Beyond this recognition, the article highlights the growing importance of the term “digital sovereignty.” At the end of last year, during Open Source Pro 9 (the 10th edition is coming soon), we placed the event under a motto: from words to action. Even though there is still much to do, it is clear that momentum is building.
Today, the signals are multiplying:
- The first Village of Digital Sovereignty at VivaTech.
- The launch of the Numérique France Garanti certification.
- The European package on technological sovereignty.
- The second study by the consultancy Asterès for Cigref, which finally documents the scale of our digital dependence (and, complementing the first study, examines the effect of price hikes).
- The transformation of the Inter‑ministerial Directorate for Digital (DINUM) into ARIANE, marking a new step in structuring the state’s digital strategy, etc.
And this sentence from the newspaper perhaps best sums up the moment we are living through: “In Brussels, strategic European preference is no longer a taboo. It was time!”
Marianne also reminds us that by producing only 15 % of the cloud services and software currently bought from the United States, Europe could create more than 463,000 additional jobs on its own territory. A figure that makes you think, and we can add another one:
Out of roughly €400 billion spent each year in Europe on professional software and cloud services, about €264 billion goes directly to the American economy, even though almost 80 % of the value created leaves our continent.
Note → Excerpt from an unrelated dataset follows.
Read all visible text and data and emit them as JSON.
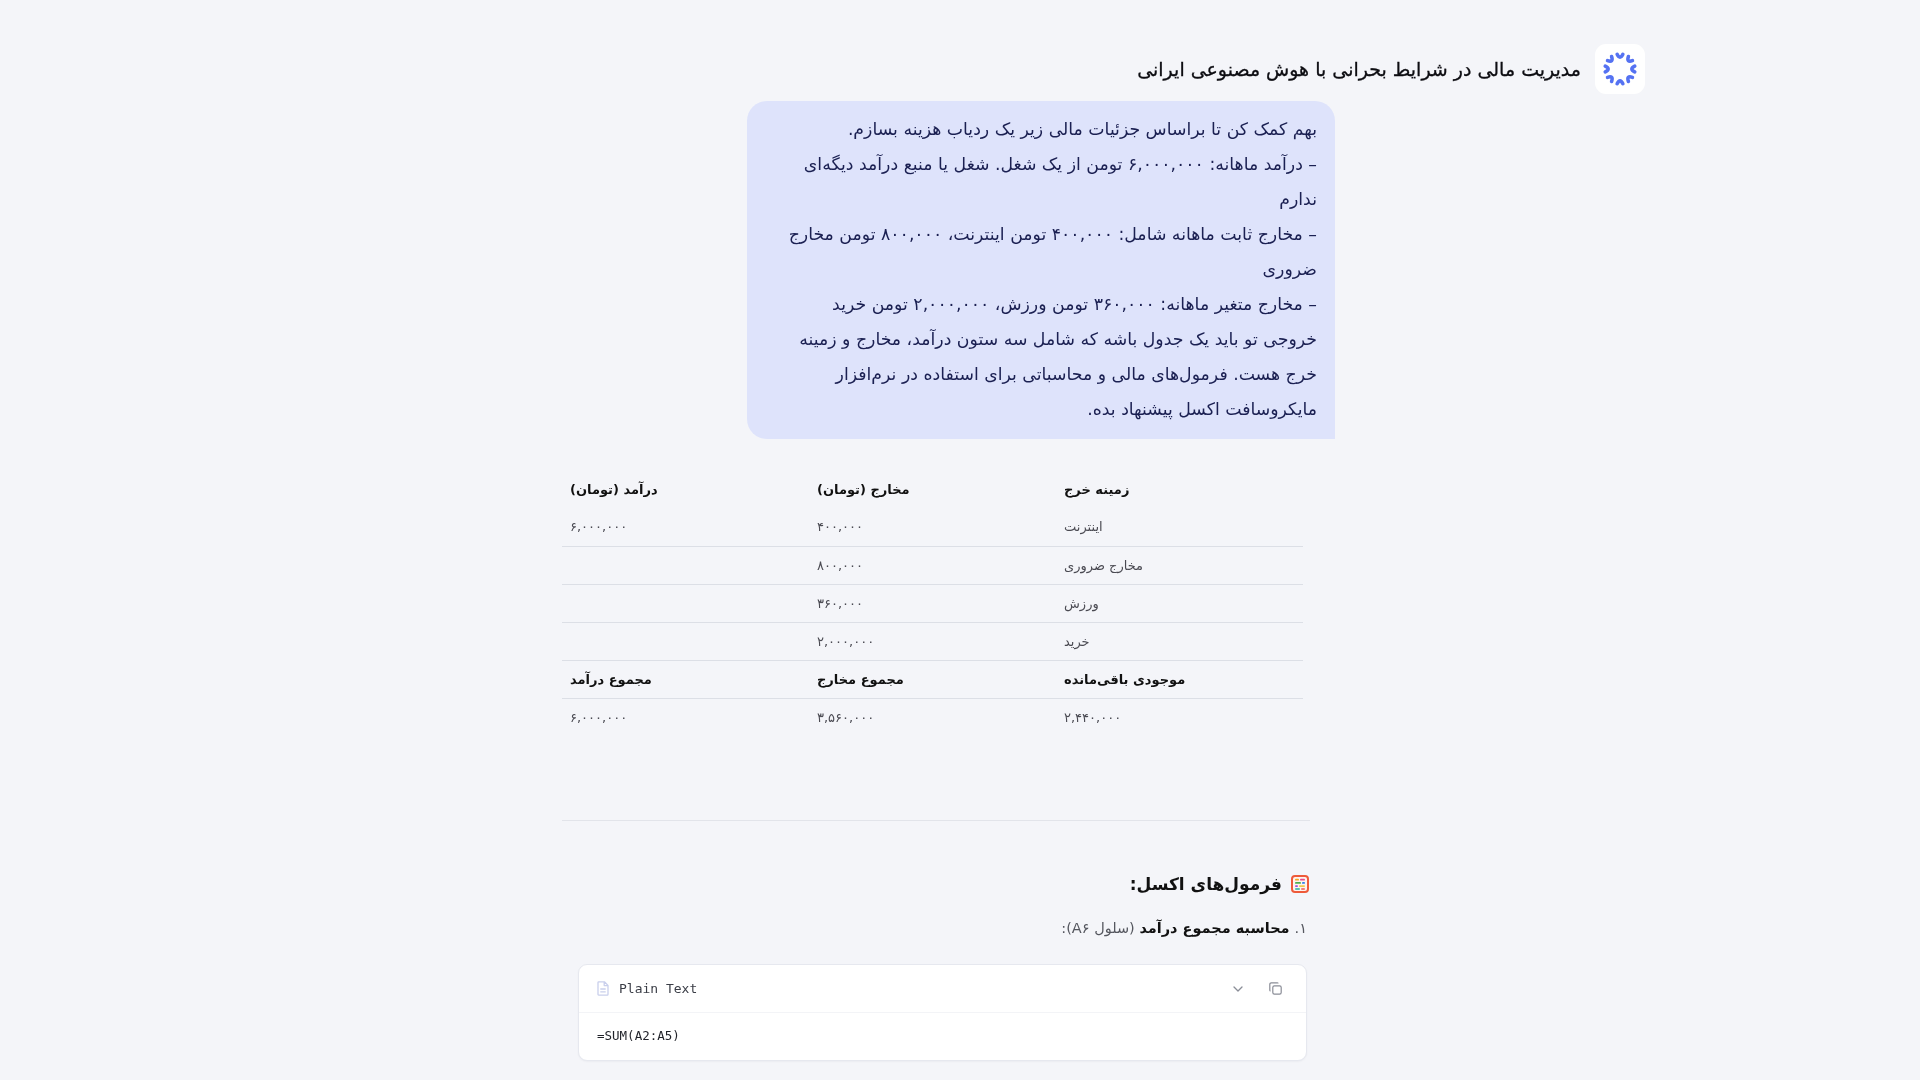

Since the Village of Digital Sovereignty, Alexandre Zapolsky repeatedly quoted a formula that is becoming widely known:
“Our clicks are our jobs”
What this article tells goes far beyond LINAGORA or the companies involved in Numérique France Garanti. It narrates perhaps the moment when digital sovereignty stops being a conviction held by a few and gradually becomes a collective project.
Thanks to Laurence Dequay and the Marianne team for shedding light on this issue.